The EB-5 program requires that each EB-5 investment create 10 or more jobs, so the total number of jobs created by a project is divided by the total number of EB-5 investors. All eligible jobs are counted, even if EB-5 funds represent only a small percentage of a project’s total capital stack. In other words, job creation is attributed only to EB-5 investors—thus, the smaller the number of EB-5 investors involved in a project, the easier it will be for them to create the 10 required jobs.
Even though United States Citizenship and Immigration Services (USCIS) requires all EB-5 investors to create a minimum of 10 jobs, the employment calculation procedures for regional center-sponsored and direct investment projects are quite different. Regional center investors are allowed to count indirect and induced employment in addition to the jobs directly created by the project. Induced and indirect jobs are a result of the spending made by the EB-5 project and its employees in the locality. These expenditures create jobs by strengthening the local economy. In contrast, direct EB-5 investors can only count direct employment toward creating the 10 necessary jobs. All direct jobs must be created by the new commercial enterprise (NCE) and appear on its payroll. These are usually operational positions associated with the NCE.

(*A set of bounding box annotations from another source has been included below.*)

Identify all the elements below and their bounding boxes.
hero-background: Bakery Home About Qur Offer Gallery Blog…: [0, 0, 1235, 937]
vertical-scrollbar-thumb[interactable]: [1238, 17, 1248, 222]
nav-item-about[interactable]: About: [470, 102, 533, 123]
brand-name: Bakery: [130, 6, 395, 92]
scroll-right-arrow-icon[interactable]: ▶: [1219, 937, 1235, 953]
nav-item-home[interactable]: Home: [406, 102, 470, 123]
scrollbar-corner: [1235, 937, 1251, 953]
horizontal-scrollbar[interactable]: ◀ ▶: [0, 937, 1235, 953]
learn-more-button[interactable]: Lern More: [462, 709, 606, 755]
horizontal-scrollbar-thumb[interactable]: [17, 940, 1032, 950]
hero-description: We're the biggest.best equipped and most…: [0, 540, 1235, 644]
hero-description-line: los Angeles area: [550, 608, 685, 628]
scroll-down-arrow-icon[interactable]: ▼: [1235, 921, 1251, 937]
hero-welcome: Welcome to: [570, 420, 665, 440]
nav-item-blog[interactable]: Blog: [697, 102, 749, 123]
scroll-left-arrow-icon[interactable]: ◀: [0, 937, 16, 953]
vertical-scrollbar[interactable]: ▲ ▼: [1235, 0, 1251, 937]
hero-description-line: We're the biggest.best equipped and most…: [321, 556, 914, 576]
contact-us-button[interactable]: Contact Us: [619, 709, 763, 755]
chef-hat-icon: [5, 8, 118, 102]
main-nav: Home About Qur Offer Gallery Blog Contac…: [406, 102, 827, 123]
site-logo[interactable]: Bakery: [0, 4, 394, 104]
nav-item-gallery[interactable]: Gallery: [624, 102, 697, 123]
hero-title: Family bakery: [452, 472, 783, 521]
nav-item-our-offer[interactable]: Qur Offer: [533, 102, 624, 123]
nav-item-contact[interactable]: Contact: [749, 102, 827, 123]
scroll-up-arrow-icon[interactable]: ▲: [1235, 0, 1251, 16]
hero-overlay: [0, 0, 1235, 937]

Since it is much easier to generate the 10 jobs through a combination of direct, indirect, and induced employment, most EB-5 investors gravitate toward regional center-sponsored projects. Many regional center projects plan on creating much more than 10 jobs per EB-5 investor, which significantly mitigates the associated immigration risk.
Moreover, each job generated by EB-5 investment capital must be a full-time position that lasts at least two years. Investors should note that the position itself must last for two years but does not need to be filled by the same employee during that period.